Es war stets mein innigster Wunsch, alle nur erdenkbaren menschlichen Facetten im Namen der Liebe auszukosten. Ich persönlich neige dazu die Liebe als das fünfte Element nach Feuer, Luft, Erde und Wasser zu bezeichnen. Sie ist mystisch und allumfassend und alleine deshalb eben musste ich für so manchen eine Hochstaplerin sein, wenngleich sich damals trotz aller Aufrufe während der fünf Monate kein Einziger der von mir angeblich Geschädigten meldete! Du kannst dir wohl vorstellen, in welcher inneren Verfassung ich mich noch immer befinde. Aber die wahnsinnige Empörung über das mir zugefügte Unrecht, das eine ganze Familie ins tiefste Unglück brachte, hat mich auch körperlich mitgenommen. Sieh mich bloß an. Ich habe eine schwere Krankheit mit Mühe überstanden. Und über die Behandlung während meiner Haft erzähle ich dir später noch ausführlich, es wird dich erschüttern!
Wenn ich an all die Zerrbilder denke, die man von mir entworfen hat, steigt Bitterkeit in mir auf. Man glaubt in mir so eine Art Flittchen sehen zu müssen, die sich um kurzer Genussstunden willen, die sich dafür, dass sie sich mit Prunk umgeben kann, dem Meistbietenden in die Arme wirft. Die Welt denkt, ich sei eine verblühte Frau, der der einst farbenprächtige Staub ihrer Schmetterlingsnatur fortgeweht ist, die sich um jeden Preis eine sorgenlose Existenz schaffen wollte. Ich bin jedoch eine tiefernste Natur! Der stete Kampf gegen mein Schicksal, dieses Sich-unausgesetzt-in-Notwehr-Befinden, hat mir Mut und Energie gegeben – und eine große Rücksichtslosigkeit. Mein ganzes Leben war ja ein einziges Sich-Aufopfern für andere und so mag es sein, dass Gott mich genau dafür auch noch bestrafte. Wieso? … Weil ich ständig meine eigenen Bedürfnisse zurückstellte, Sinn und Zweck meines Lebens allein darin sah, andere Menschen glücklich zu machen.

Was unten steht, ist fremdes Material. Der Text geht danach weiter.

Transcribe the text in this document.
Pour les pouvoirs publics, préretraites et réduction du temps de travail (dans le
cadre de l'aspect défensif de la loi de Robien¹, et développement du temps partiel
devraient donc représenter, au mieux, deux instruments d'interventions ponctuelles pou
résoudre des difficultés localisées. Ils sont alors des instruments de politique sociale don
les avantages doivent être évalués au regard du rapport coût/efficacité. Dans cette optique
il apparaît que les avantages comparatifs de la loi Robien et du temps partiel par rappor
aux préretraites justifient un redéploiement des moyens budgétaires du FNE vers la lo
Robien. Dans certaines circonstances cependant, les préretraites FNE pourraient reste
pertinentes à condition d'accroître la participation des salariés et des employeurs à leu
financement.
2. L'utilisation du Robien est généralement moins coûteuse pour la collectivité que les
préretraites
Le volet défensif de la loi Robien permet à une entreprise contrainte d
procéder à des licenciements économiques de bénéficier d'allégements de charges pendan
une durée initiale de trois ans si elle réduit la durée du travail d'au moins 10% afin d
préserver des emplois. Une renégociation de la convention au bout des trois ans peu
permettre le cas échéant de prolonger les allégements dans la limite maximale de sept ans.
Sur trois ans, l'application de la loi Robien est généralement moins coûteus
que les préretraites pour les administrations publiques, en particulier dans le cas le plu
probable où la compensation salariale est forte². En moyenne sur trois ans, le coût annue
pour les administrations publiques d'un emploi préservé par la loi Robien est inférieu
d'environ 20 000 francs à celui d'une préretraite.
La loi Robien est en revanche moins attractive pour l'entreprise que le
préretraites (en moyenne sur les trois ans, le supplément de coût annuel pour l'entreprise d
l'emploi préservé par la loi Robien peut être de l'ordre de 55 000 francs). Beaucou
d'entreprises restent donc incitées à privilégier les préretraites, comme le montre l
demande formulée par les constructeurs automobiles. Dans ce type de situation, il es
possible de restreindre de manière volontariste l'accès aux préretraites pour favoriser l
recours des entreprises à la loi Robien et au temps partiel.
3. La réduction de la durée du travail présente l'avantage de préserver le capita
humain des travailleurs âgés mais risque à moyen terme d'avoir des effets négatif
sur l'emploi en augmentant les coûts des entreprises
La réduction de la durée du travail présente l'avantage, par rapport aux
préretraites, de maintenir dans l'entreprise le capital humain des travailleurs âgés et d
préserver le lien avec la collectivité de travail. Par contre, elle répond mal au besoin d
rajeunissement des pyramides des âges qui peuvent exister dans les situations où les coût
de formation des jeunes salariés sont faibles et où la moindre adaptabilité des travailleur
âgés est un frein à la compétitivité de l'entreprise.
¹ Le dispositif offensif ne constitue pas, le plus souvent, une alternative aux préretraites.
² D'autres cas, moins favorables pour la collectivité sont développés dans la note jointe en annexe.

Glaubst du mir nicht? Nein, nicht aus Liebe alleine, nicht aus kleinlichem Selbsterhaltungstriebe heiratete ich mehrmals. Sondern aus dem Gefühl heraus, einem Menschen etwas sein, ihm eine Heimat geben zu können, die ich auch selbst so sehnsüchtig erhoffte. Es kam mir so erhaben vor, sich selbst in der Sorge um einen anderen zu vergessen. Wenn ich dann einsehen musste, dass der Mann sich nicht einmal die geringste Mühe gab, mein Seelenleben zu verstehen, sondern mich nur seine Wirtschafterin sein ließ, die geistig neben ihm darben sollte, wenn dann noch die Erkenntnis dazukam, dass der Mann durch und durch schlecht und gemein war, dann war meines Bleibens nicht länger. Ich ging wieder hinaus in die Welt und nahm den Kampf mit dem Leben mutig auf. Allemal aber ging ich bettelarm fort – betrogen und belogen, in den heiligsten Gefühlen misshandelt! Wie? … Die Geschichte meiner vier Ehen zuvor willst du wissen? Ach, wie schwer es ist zu leben. Jetzt soll ich das Ganze wieder aufwühlen? Na gut, ich will es für dich tun, auch wenn es mich enorme Kraft kostet. Hast du denn überhaupt so viel Zeit?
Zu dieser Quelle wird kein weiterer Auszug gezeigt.